Bulgaria’s utilities regulator has approved an 11.3 percent cut in the regulated gas price in the country for the month of January, setting the new price at 77.6 leva ($43.36) a MWh, excluding transportation costs, excise and value-added tax, Report informs referring to Bulgarian media.
The regulator said that it decided to lower the price after two months of increases due to the price trends on international gas markets.
The Energy and Water Regulatory Commission (EWRC) said that the long-term gas contract with Azerbaijan, which is linked to oil prices on international markets, rather than prices on gas hubs, played a key role in the price cut.
With Azerbaijani gas accounting for 40.3 percent of the monthly consumption, EWRC said that it remained a positive factor in “achieving beneficial prices.”
The rest of the gas for domestic consumption was secured by state-owned gas company Bulgargaz via a liquefied natural gas (LNG) delivery contract, as well as gas being pumped out of the country’s gas storage facility at Chiren, the regulator said.
Azerbaijani gas supplies to Bulgaria in 2023 are expected to reach about 1 billion cubic meters.

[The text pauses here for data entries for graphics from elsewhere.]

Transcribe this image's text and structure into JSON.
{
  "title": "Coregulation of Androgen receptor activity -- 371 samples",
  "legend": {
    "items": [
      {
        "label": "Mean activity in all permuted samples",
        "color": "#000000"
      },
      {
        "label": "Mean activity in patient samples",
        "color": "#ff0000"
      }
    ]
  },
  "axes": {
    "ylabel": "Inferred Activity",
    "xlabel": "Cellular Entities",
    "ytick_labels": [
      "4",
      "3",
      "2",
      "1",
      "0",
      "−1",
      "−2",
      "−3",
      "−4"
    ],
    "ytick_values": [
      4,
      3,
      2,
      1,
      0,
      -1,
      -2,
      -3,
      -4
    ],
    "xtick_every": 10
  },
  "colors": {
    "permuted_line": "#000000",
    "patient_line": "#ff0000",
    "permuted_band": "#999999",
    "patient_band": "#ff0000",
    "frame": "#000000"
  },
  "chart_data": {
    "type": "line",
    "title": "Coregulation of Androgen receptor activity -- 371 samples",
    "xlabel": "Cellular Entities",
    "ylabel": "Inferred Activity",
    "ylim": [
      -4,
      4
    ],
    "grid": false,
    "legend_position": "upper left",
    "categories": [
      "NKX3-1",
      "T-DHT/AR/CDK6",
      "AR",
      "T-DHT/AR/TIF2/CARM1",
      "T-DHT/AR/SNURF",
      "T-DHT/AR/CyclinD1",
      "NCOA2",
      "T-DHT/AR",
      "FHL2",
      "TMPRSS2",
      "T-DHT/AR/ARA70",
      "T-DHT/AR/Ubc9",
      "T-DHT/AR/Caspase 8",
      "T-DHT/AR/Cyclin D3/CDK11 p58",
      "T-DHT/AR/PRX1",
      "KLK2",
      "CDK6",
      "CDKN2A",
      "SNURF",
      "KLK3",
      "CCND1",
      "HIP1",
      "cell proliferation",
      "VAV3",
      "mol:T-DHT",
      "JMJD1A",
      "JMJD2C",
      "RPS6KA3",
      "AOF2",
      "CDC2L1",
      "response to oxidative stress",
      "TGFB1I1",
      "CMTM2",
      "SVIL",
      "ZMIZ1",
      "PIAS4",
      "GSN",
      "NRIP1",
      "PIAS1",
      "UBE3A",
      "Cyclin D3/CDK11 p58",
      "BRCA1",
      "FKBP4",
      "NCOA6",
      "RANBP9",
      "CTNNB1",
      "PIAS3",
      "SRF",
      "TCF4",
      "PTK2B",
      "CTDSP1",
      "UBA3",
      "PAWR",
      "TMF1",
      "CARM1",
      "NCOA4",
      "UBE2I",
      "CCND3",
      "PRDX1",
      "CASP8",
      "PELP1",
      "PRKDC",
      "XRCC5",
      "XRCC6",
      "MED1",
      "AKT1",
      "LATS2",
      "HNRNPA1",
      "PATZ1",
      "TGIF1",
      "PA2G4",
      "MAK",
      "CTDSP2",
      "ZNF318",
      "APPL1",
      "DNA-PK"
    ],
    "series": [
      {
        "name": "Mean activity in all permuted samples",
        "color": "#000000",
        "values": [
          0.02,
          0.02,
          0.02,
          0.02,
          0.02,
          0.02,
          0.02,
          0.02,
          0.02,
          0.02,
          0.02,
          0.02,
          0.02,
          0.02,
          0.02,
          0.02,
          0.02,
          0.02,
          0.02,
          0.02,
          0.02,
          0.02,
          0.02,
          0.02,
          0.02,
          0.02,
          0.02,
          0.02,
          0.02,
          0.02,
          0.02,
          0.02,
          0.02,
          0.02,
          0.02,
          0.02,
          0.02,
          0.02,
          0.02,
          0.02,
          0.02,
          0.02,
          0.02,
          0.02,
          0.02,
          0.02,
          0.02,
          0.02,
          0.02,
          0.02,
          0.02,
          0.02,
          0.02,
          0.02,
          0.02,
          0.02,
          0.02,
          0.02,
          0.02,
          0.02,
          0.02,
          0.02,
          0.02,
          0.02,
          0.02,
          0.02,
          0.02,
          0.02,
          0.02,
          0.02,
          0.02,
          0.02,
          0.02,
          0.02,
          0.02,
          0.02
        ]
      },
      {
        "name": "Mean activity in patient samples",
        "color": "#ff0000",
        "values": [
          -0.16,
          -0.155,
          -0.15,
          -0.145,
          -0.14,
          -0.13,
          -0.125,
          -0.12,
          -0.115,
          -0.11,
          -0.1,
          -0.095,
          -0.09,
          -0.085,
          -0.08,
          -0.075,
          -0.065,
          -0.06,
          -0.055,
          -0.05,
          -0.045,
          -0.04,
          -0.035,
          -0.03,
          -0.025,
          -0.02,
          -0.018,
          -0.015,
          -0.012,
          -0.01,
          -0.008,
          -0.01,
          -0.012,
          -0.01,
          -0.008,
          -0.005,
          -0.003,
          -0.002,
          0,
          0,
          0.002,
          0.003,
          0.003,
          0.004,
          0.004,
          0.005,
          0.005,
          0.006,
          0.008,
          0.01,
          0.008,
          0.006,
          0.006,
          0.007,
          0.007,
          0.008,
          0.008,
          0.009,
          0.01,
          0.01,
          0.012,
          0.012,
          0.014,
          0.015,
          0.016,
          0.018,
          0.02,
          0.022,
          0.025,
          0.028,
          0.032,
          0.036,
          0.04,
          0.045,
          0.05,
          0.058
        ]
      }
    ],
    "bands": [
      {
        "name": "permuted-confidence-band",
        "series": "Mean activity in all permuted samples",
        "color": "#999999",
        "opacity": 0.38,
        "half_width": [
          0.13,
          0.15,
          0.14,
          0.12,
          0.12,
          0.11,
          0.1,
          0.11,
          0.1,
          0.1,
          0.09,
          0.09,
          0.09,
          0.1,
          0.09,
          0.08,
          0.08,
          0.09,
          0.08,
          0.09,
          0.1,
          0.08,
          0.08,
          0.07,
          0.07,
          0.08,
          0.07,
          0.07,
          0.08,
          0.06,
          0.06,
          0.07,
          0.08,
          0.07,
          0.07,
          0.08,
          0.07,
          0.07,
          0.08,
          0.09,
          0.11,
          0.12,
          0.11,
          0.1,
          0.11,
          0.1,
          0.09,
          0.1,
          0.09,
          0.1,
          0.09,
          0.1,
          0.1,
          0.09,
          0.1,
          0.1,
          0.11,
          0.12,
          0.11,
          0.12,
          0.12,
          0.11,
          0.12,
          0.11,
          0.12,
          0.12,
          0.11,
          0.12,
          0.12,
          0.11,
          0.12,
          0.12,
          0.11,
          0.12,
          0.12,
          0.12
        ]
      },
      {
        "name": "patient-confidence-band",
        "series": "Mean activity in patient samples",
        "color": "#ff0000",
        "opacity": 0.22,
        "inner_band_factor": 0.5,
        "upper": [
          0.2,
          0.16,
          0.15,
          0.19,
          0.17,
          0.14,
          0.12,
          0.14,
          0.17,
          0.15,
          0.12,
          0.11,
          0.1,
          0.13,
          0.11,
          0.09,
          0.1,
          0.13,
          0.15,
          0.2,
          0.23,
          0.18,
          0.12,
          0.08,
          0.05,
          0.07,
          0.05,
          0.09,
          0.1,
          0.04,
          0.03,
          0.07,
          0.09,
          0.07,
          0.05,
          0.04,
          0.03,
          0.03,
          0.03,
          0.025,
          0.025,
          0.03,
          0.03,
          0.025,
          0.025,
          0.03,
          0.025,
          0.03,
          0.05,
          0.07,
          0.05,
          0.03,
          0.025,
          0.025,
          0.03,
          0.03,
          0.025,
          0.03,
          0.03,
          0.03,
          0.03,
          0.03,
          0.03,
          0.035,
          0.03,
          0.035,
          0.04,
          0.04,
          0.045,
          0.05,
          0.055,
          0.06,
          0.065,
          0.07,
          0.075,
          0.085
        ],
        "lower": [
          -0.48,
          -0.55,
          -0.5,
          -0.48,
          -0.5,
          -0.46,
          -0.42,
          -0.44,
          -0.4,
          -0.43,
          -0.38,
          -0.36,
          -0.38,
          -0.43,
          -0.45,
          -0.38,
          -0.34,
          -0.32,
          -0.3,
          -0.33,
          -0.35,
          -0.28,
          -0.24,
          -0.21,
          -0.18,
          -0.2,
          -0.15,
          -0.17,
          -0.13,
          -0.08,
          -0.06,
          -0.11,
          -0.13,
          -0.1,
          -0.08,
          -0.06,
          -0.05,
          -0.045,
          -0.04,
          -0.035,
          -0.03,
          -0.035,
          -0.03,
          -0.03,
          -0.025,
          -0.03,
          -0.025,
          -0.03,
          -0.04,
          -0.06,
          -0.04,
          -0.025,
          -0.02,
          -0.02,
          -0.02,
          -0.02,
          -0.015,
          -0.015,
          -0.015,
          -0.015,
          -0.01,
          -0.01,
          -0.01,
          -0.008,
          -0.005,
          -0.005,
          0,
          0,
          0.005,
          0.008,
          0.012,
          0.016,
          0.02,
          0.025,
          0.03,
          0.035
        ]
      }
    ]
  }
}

Gas supplies to Bulgaria via the Interconnector Greece-Bulgaria (IGB) began two years ago. In 2021, 270 million cubic meters were supplied. In 2022, supplies amounted to just over 500 million cubic meters.
Azerbaijan supplies gas to Italy, Bulgaria, Greece, Romania and Hungary. Deliveries will begin in Serbia in 2024. In addition, a number of countries in Europe have expressed interest in purchasing Azerbaijani gas.
IGB is connected to the Trans Adriatic Pipeline in Greece and primarily supplies Azerbaijani gas from the Shah Deniz field in the Caspian Sea to Bulgaria. At subsequent stages, after expansion, Azerbaijani gas will be able to be delivered to other countries in Eastern Europe. The throughput capacity of the gas pipeline is 3 billion cubic meters; this year, as a result of modernization, it is planned to increase it to 5 billion cubic meters.